J’intervenais hier au Forum Ashoka de la Co-Création Social & Business et voici les messages clés que j’ai partagés, ouverts ici au débat avec tous ceux qui n’y étaient pas :
Co-création : le contexte (1)
De nouvelles logiques économiques
Les réflexions sur la co-création sont à resituer dans celles, foisonnantes, sur l’open innovation, la juggad et la reverse innovation, l’entrepreneuriat social, le social business, le BoP, l’économie collaborative. Ces tendances à rapprocher montrent le franchissement d’un cap de maturité pour de nouvelles formes de création et de partage de la valeur, avec une vision intégrée et systémique des différentes phases de la chaîne de cette valeur, en interaction avec de multiples parties prenantes.
Cela n’a plus rien à voir avec des logiques d’organisations bien-pensantes : ce discours s’exprime dans de plus en plus de milieux, parce que ces nouvelles formes de création de valeur sont comprises comme des questions de pérennité, voire de survie, pour les entreprises. Et ainsi sur les problématiques sociales, on observe un saut d’un traitement très à la marge du « social » (vu comme une externalité) à une logique de synchronisation, d’hybridation entre business & société. Il s’agit là de faire de la question sociétale un objet (impact social) mais aussi une source d’inspiration qui vient stimuler et orienter l’exploration de nouveaux champs de valeur. Cette approche naît d’une prise de conscience, enfin mûre, des interdépendances entre les champs économiques et sociaux, de la compréhension fine du business comme un processus socialement encastré. L’expérience BoP a été très intéressante en cela pour faire comprendre que la question de la pauvreté permettait d’entrevoir de nouveaux marchés, même si c’est extrêmement compliqué ; que la médiation sociale, pratiquée par des associations et acteurs du champ ‘social’, est une façon originale d’écouter les besoins et les attentes des consommateurs pour les entreprises de tout secteur.
L’apprentissage dans l’écosystème, valeur stratégique
Les projets de business inclusif sont un véritable laboratoire d’innovation pour les entreprises, notamment pour le renouvellement de leurs compétences et de leurs connaissances. Ceci est une production à part entière à valoriser et à exploiter. La dimension d’apprentissage est en effet extrêmement importante pour les entreprises – elle l’a toujours été mais elle revêt une intensité et une actualité nouvelles avec le nouveau paradigme économique que l’on vit aujourd’hui. Ce dernier n’est plus du tout celui décrit par M. Porter autour de l’avantage concurrentiel, mais celui de la compétition par l’innovation, où ce qui est décisif c’est la capacité dynamique des entreprises, leur capacité de transformation, très liée elle-même aux effets de réseaux, aux inter-relations dans l’écosystème, et par extension à une dynamique d’inclusion. Cette flexibilité devient une condition de pérennité des firmes. Comme le disait le Président d’IBM France à une conférence organisée aux Mines, « toutes les entreprises doivent avoir des scénarios de transformation et s’auto-remettre en cause en permanence. Le changement de business model est vital ». Mais au-delà des mutations technologiques, se saisir des mutations sociales comme agent de transformation du business model est fondamental pour l’avenir des entreprises.

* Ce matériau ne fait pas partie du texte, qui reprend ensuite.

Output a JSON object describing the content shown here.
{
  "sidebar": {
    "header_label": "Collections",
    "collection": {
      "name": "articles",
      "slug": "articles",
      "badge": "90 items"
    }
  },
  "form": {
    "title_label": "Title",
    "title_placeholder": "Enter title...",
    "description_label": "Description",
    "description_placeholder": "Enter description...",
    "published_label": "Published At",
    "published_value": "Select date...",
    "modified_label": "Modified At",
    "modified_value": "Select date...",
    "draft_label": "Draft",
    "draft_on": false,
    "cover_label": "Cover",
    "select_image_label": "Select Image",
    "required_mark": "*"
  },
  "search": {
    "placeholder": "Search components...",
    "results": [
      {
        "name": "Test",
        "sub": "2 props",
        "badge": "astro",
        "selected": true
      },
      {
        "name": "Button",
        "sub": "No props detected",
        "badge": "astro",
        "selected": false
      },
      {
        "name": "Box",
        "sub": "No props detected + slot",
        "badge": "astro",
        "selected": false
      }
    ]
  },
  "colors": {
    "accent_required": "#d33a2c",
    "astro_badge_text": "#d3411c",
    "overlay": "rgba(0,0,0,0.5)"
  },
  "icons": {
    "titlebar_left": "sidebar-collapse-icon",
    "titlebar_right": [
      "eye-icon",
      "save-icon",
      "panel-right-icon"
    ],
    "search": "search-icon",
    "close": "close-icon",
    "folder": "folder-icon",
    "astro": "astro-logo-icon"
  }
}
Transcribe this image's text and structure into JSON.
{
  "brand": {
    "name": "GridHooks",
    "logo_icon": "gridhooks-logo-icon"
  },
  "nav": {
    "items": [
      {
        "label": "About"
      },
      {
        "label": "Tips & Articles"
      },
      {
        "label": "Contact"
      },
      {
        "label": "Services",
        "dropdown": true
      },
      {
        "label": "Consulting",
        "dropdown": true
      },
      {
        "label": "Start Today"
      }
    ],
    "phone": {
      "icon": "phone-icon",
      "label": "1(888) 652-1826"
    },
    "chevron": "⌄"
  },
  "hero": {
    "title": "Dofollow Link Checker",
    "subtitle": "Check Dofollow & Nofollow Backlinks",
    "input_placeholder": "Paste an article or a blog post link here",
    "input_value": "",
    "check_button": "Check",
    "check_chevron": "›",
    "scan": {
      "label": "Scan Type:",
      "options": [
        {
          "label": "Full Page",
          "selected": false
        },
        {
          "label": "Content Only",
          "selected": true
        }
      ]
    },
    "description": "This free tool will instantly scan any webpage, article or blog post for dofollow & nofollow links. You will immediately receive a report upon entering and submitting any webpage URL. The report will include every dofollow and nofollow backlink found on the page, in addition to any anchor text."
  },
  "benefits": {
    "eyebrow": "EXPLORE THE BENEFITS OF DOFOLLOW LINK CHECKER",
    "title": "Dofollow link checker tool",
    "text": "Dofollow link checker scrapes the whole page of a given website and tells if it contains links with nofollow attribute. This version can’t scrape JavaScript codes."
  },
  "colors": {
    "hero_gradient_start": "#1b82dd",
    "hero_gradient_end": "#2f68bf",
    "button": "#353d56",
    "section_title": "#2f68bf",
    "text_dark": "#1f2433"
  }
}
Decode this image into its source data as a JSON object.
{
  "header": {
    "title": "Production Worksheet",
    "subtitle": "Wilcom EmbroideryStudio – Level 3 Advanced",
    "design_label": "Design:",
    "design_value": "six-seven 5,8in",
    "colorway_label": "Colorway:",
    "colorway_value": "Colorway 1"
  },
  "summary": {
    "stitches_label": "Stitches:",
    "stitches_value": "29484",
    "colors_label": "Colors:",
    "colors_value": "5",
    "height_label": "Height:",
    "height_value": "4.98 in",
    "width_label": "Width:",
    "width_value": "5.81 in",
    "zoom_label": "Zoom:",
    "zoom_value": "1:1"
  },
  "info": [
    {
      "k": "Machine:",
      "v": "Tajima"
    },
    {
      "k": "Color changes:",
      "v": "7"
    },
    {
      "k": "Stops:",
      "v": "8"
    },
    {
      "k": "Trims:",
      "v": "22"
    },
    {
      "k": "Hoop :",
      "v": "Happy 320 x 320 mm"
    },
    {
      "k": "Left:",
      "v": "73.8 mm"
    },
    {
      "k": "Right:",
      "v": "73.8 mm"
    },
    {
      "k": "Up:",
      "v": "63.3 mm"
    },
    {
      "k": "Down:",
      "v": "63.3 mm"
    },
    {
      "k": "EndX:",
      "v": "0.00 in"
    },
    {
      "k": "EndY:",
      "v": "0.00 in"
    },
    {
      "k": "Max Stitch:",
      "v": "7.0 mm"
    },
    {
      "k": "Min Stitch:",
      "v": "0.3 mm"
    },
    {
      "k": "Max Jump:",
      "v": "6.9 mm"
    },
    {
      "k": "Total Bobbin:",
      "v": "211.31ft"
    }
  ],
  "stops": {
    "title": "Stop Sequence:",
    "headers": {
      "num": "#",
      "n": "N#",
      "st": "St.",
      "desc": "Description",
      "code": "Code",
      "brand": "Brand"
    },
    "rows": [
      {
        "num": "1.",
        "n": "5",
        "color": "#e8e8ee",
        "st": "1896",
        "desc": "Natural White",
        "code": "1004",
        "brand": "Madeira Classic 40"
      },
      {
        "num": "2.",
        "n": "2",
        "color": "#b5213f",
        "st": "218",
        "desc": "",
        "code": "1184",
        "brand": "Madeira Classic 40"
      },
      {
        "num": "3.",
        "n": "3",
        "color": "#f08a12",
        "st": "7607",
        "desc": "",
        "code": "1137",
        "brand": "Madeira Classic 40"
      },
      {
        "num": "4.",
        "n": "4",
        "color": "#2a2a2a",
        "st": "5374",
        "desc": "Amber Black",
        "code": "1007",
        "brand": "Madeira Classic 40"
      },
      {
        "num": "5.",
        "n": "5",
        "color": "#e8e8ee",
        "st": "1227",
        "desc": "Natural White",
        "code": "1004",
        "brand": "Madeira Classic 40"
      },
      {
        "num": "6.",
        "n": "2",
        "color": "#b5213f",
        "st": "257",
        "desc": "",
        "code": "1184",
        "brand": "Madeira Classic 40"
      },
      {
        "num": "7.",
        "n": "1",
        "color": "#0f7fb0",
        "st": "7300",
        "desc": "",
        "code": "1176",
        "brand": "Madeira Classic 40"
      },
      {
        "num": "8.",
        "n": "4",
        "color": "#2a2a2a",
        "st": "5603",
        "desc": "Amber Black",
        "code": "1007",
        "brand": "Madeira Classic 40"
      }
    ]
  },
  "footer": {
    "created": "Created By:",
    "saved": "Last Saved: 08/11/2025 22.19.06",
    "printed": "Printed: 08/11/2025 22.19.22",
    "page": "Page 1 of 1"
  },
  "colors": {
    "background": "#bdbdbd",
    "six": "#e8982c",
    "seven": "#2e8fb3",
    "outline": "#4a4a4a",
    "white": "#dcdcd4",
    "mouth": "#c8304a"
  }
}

La COmmunauté, l’avenir de l’innovation
On entend aujourd’hui beaucoup parler d’écosystème. De quoi parle-t-on ? J’aime cette expression des anglo-saxons qui parlent de flux « outisde-in » et « inside-out », c’est à dire du fait que l’’innovation passe de plus en plus par le recours aux réseaux externes et dans des interactions avec des acteurs très différents. Les pratiques de co-innovation se multiplient : crowdsourcing, « disruption systémique », innovation ouverte… car aujourd’hui, comme le dit Chris Anderson dans son livre Makers, « la communauté est l’avantage concurrentiel » ! Cela est très vrai dans l’open software mais la transposition est intéressante dans l’univers hors IT, si on prend le cas de l’automobile avec Wikispeed par exemple. Dans les nouveaux modèles économiques, la différence ne se fait plus tant dans les biens que dans les liens que l’entreprise crée entre elle et les gens. De façon croissante, l’échange économique capitalise sur ces va-et-vient entre sphère marchande et non marchande, sur la proximité et le contact étroit avec les clients (user-centered, user-experience) et les parties prenantes, sur des organisations en réseaux, des fonctionnements en communauté.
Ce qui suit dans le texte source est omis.